At the final I thought, common I can do that by hand in a kind of InstanceFactory...
Best Regards
I was able to do what I think you're trying to do which is load a class and bind it to an event dynamically; I used a Generator to dynamically link the class to the event. I don't recommend it but here's an example if it helps:
http://francisshanahan.com/index.php/2010/a-simple-gwt-generator-example/
Not having looked through the code of rocket/gwittir (which you ought to do if you want to find out how they did it, it is opensource after all), i can only guess that they employ deferred binding in such a way that during compile time, they work out all calls to reflection, and statically generate all the code required to implement those call. So during run-time, you cant do different ones.
What you're trying to do is not possible in GWT.
While GWT does a good job of emulating Java at compile time the runtime is of course completely different. Most reflection is unsupported and it is not possible to generate or dynamically load classes at runtime.

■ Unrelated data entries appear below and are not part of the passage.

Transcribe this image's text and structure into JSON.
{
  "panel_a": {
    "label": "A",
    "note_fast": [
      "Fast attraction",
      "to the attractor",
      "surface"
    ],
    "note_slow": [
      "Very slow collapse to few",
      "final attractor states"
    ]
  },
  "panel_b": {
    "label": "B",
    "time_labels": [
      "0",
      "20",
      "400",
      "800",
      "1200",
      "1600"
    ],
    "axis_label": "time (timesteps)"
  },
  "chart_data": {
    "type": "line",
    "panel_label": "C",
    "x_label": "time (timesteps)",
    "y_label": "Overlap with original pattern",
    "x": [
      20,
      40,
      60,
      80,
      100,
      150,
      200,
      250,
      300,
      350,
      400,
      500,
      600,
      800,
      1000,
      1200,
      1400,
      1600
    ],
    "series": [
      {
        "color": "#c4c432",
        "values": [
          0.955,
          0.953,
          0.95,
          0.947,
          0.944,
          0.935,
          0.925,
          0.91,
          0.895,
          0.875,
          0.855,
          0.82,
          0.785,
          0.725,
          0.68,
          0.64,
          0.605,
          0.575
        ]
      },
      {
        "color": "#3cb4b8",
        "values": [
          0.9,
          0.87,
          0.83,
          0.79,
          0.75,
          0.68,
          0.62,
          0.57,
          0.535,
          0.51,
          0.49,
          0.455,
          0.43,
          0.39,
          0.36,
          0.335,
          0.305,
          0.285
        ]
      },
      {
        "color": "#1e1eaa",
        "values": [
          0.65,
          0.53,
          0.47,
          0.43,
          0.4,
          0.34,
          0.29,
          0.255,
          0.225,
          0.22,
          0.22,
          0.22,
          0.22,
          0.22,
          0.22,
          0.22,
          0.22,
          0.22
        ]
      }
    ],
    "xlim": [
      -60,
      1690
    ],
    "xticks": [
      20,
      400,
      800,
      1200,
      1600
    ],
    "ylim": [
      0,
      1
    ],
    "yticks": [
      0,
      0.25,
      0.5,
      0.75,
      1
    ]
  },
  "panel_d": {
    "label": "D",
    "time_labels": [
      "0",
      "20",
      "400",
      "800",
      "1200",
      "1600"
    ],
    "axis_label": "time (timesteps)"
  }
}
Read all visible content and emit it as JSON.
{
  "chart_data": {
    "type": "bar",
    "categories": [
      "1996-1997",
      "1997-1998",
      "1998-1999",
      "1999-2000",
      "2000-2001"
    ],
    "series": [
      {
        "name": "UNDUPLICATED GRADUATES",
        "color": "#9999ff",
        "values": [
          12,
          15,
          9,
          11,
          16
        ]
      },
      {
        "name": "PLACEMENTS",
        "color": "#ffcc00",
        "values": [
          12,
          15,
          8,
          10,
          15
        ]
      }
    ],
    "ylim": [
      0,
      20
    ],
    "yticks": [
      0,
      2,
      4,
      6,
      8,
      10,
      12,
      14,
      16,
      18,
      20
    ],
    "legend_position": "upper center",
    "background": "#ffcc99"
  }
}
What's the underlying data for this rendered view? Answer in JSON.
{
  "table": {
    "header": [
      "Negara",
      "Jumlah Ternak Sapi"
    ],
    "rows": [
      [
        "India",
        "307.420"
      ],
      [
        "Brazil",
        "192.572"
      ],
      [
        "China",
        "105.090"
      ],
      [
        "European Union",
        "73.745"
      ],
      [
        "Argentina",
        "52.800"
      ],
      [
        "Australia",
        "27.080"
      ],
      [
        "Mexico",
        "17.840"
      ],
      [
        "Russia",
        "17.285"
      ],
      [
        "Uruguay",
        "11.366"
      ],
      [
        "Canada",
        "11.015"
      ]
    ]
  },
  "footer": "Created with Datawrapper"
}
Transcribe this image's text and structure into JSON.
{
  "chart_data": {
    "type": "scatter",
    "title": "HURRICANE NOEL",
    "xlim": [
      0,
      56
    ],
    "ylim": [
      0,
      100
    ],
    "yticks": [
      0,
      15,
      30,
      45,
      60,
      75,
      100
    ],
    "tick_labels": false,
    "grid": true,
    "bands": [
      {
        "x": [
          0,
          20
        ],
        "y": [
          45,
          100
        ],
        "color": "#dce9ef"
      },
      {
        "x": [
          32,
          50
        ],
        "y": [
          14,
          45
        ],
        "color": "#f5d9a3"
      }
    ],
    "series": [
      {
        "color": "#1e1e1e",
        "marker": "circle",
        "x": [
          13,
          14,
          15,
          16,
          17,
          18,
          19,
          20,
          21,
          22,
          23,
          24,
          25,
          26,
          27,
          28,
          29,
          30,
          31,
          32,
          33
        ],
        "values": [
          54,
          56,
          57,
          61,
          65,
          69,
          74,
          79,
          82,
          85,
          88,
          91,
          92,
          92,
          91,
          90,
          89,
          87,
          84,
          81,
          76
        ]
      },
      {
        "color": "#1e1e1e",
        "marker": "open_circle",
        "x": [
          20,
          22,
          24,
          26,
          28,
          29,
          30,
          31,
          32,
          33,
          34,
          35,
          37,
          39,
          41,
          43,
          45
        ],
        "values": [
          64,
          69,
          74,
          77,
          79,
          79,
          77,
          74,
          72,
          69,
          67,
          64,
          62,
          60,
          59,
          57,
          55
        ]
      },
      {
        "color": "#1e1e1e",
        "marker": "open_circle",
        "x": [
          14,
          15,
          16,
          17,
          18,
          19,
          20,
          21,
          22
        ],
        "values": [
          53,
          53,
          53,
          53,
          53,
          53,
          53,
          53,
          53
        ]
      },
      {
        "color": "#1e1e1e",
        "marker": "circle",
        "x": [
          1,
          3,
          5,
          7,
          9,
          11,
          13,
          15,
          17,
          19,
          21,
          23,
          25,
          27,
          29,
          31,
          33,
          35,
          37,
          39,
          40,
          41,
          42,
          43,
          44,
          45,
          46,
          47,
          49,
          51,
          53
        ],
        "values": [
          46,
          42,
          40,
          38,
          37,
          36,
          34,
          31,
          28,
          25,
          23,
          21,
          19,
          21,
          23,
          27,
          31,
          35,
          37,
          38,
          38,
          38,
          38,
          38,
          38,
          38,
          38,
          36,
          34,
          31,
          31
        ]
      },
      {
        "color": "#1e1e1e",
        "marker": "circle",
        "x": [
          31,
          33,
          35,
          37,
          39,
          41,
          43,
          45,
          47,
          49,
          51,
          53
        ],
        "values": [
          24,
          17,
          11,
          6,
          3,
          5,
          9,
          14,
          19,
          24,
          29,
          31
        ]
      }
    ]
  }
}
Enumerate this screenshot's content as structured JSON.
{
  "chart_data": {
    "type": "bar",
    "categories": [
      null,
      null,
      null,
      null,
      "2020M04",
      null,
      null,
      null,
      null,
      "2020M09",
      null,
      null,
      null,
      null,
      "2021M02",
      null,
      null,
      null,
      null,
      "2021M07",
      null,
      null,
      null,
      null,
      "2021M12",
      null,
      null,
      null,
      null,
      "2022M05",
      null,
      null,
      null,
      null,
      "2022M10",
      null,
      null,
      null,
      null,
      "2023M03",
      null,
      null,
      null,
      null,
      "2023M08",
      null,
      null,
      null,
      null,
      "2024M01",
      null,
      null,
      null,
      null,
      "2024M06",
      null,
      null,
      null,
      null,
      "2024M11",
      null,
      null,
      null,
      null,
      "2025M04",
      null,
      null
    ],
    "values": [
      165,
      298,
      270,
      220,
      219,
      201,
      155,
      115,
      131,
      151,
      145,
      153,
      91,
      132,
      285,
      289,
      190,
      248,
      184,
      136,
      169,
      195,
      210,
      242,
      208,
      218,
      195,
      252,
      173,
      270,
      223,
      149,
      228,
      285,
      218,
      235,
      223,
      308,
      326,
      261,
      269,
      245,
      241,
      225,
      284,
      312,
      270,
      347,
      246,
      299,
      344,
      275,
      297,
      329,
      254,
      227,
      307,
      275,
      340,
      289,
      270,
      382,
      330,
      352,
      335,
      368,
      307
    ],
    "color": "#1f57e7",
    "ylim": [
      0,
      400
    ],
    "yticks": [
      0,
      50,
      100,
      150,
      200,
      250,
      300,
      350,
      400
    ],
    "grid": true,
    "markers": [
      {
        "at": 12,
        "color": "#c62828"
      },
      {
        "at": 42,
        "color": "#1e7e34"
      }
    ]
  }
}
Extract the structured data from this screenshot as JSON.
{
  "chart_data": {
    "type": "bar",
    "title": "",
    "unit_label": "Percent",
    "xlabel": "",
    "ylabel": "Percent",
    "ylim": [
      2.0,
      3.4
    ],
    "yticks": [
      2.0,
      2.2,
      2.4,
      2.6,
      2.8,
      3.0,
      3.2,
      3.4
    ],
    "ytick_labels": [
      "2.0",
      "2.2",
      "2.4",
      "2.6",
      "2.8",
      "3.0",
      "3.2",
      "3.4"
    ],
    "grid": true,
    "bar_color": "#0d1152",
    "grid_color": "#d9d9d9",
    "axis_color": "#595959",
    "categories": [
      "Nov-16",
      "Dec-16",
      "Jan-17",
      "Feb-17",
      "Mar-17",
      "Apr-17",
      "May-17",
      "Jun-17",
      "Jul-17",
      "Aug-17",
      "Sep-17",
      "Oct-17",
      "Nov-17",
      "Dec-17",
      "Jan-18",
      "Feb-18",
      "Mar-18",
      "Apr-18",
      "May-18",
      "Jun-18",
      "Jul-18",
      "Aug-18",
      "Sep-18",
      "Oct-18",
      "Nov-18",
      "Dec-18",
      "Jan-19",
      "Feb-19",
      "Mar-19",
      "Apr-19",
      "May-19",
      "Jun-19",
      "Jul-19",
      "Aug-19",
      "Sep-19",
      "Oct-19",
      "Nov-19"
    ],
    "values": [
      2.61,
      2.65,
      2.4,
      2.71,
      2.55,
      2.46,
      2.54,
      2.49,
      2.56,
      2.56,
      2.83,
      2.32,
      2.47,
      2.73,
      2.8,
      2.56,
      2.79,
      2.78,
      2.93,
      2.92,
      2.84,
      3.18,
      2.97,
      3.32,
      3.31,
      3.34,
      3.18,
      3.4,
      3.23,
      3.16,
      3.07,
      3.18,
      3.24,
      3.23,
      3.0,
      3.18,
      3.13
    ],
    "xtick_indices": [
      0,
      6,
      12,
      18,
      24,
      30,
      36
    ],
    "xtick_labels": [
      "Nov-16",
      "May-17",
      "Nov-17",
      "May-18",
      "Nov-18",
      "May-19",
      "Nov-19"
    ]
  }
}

I had a brief look into code for Gwittir and I think they are doing their "reflection stuff" at compile time. Here: http://code.google.com/p/gwittir/source/browse/trunk/gwittir-core/src/main/java/com/totsp/gwittir/rebind/beans/IntrospectorGenerator.java
You might be able to avoid the whole issue by doing it on the server side. Say with a service
witch takes String and returns some sort of a serializable super type.
On the server side you can do
return (MySerializableType)Class.forName("className").newInstance();
Depending on your circumstances it might not be a big performance bottleneck.